Joshua Tan


2023

pdf bib
Influence Scores at Scale for Efficient Language Data Sampling
Nikhil Anand | Joshua Tan | Maria Minakova
Proceedings of the 2023 Conference on Empirical Methods in Natural Language Processing

Modern ML systems ingest data aggregated from diverse sources, such as synthetic, human-annotated, and live customer traffic. Understanding which examples are important to the performance of a learning algorithm is crucial for efficient model training. Recently, a growing body of literature has given rise to various “influence scores,” which use training artifacts such as model confidence or checkpointed gradients to identify important subsets of data. However, these methods have primarily been developed in computer vision settings, and it remains unclear how well they generalize to language-based tasks using pretrained models. In this paper, we explore the applicability of influence scores in language classification tasks.

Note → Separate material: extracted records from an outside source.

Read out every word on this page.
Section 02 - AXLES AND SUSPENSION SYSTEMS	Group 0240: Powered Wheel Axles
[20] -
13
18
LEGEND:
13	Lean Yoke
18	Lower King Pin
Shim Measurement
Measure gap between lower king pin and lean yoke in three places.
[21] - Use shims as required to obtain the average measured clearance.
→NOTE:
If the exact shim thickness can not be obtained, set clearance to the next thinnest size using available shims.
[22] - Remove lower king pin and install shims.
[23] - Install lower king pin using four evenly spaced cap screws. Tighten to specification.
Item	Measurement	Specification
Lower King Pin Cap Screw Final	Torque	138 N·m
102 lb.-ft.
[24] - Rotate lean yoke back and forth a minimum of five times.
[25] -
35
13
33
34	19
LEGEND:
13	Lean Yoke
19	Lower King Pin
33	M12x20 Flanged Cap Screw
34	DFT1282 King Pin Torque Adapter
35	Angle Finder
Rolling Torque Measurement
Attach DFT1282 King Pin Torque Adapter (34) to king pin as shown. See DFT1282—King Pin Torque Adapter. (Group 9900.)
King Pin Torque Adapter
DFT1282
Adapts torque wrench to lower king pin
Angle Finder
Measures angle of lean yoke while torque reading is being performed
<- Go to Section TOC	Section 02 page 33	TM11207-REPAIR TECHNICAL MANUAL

We evaluate a diverse subset of these scores on the SNLI dataset by quantifying accuracy changes in response to pruning training data through random and influence-score-based sampling. We then stress-test one of the scores – “variance of gradients” (VoG) from Agarwal and Hooker (2022) – in an NLU model stack that was exposed to dynamic user speech patterns in a voice assistant type of setting. Our experiments demonstrate that in many cases, encoder-based language models can be fine-tuned on roughly 50% of the original data without degradation in performance metrics. Along the way, we summarize lessons learned from applying out-of-the-box implementations of influence scores, quantify the effects of noisy and class-imbalanced data, and offer recommendations on score-based sampling for better accuracy and training efficiency.

2022

pdf bib
Efficient Semi-supervised Consistency Training for Natural Language Understanding
George Leung | Joshua Tan
Proceedings of the 2022 Conference of the North American Chapter of the Association for Computational Linguistics: Human Language Technologies: Industry Track

Manually labeled training data is expensive, noisy, and often scarce, such as when developing new features or localizing existing features for a new region. In cases where labeled data is limited but unlabeled data is abundant, semi-supervised learning methods such as consistency training can be used to improve model performance, by training models to output consistent predictions between original and augmented versions of unlabeled data. In this work, we explore different data augmentation methods for consistency training (CT) on Natural Language Understanding (NLU) domain classification (DC) in the limited labeled data regime. We explore three types of augmentation techniques (human paraphrasing, back-translation, and dropout) for unlabeled data and train DC models to jointly minimize both the supervised loss and the consistency loss on unlabeled data. Our results demonstrate that DC models trained with CT methods and dropout based augmentation on only 0.1% (2,998 instances) of labeled data with the remainder as unlabeled can achieve a top-1 relative accuracy reduction of 12.25% compared to fully supervised model trained with 100% of labeled data, outperforming fully supervised models trained on 10x that amount of labeled data. The dropout-based augmentation achieves similar performance compare to back-translation based augmentation with much less computational resources. This paves the way for applications of using large scale unlabeled data for semi-supervised learning in production NLU systems.